With a smartly dressed doorman welcoming you, you might expect old-fashioned charms aplenty at this restaurant. The room is discreetly elegant with a gleaming, tirelessly polished oak floor, well-cushioned royal blue seats and fine napery in abundance. Richard Corrigan’s much treasured private art collection adorns the walls.
The menu is very far from old-fashioned; in fact it’s up there with the trendiest of London restaurants at the moment. You have sections like Coastal & Wild and Grass Fed, Furred and Feathered. The selling point here is about the quality and sustainability of the produce. Richard bought the one hundred-acre private estate, the Virginia Park Lodge in Ireland in 2013 and some of the produce at the restaurant comes directly from the estate.
The exciting food offerings begin even before you’ve ordered any food: the bread baked in-house in clay pots is one of the spongiest tasting versions you will have in London. It takes a person of iron-will to avoid finishing the whole pot of bread before your starters arrive.
For starters, I tried a smoked eel dish with black pudding hash and apple.
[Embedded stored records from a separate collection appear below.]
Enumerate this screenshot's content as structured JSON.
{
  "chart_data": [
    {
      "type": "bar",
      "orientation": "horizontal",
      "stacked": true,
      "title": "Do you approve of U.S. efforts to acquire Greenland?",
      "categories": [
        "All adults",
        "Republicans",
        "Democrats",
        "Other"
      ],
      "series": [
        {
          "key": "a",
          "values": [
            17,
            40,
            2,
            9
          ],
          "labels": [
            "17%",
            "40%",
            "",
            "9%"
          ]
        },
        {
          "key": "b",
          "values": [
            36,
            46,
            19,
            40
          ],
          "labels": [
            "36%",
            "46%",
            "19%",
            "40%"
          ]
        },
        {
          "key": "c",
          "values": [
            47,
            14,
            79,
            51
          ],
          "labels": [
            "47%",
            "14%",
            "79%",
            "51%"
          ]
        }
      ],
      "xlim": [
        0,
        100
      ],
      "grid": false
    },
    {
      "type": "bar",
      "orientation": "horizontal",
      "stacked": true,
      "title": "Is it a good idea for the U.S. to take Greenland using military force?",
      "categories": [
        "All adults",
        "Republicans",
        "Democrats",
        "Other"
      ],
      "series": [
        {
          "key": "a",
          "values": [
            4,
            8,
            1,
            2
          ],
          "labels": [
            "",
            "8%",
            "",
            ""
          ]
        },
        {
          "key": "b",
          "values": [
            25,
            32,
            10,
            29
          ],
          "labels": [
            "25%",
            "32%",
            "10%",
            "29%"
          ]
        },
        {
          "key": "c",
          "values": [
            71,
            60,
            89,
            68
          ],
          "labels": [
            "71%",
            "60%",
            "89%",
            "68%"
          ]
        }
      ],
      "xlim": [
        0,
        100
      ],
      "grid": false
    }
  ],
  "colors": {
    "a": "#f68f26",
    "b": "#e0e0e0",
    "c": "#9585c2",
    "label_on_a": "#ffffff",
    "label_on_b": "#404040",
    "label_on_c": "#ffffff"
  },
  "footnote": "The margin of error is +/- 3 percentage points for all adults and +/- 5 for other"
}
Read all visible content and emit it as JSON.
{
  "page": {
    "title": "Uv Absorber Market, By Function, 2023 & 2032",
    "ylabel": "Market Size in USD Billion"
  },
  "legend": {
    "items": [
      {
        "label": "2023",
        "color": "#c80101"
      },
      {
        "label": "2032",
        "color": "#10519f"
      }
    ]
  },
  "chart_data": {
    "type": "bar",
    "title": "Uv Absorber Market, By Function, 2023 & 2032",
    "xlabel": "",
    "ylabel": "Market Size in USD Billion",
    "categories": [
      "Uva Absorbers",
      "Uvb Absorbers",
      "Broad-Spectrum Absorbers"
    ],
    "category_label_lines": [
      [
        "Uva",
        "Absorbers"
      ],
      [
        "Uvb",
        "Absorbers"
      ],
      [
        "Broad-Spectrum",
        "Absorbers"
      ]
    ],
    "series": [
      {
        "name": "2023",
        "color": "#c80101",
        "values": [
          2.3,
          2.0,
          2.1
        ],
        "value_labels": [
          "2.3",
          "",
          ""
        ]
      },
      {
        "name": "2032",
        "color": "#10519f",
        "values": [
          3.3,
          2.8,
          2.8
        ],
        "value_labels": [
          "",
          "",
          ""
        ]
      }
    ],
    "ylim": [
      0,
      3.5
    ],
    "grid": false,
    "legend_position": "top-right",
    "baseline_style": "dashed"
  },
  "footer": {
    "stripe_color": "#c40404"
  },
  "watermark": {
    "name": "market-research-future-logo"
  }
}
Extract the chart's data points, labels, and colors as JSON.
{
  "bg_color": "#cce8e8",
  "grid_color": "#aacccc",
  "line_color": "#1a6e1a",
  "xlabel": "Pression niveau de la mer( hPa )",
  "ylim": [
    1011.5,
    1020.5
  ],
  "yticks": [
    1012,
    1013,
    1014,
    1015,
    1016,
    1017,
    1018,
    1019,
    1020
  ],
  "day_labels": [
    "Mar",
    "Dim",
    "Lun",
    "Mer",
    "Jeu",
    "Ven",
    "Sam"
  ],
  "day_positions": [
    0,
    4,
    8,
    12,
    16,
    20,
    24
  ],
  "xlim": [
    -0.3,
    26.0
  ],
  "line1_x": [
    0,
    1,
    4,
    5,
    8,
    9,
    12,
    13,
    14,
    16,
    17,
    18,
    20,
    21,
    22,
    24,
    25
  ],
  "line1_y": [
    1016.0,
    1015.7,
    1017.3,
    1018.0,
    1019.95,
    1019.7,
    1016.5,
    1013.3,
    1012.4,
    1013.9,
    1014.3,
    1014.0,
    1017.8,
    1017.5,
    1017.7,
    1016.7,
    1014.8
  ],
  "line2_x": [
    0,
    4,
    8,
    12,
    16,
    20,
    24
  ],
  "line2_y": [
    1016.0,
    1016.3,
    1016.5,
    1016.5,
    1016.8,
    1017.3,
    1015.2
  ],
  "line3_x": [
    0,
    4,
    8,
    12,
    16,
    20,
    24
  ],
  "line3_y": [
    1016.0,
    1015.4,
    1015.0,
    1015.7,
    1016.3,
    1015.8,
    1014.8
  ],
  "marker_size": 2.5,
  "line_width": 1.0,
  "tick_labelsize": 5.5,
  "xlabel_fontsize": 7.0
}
It was a firm fish that didn’t require flavouring as it had a gentle hint of smokiness along with the saltiness that are common with eel and it did come with some strong black pudding.
Other highlights from the starters include a Cornish crab salad, which uses both white and brown crab meat and a chicken congee dish, which alludes to the oriental touches on Corrigan’s menu.
There is a fine selection of game dishes in the main course section. I tried a moist, tender and rich-tasting squab pigeon, which was flavoured with soy and chilli. The Asian flavours made the dish even more appetising although the bony nature of the dish made it operationally tricky to consume, hence it came with a finger bowl.
The other signature dishes include well-sourced lamb from Elwy Valley. It is from a small family run farm in Denbighshire in Wales and the meat is much in-demand amongst the elite of London restaurants.
The staff are tremendously welcoming and put diners at ease with their recommendations. The sommelier recommended Loimer 2015 Lois Grüner Veltliner and helpfully explained because of the deeper roots for these grapes grown on a steep slope, the wine has a much cleaner, crisp taste compared to conventional white wines.
Sticky toffee pudding with golden raisins might be one of the most common desserts you will come across from pubs to fine dining establishments. The version here is one of the best you will find in London with a crusty, chewy outer coating covering a pillowy, moist interior.
Richard Corrigan has been at the top of his game for well over two decades since he earned his first Michelin star in 1994 and based on our visit, you can see his empire growing from strength to strength.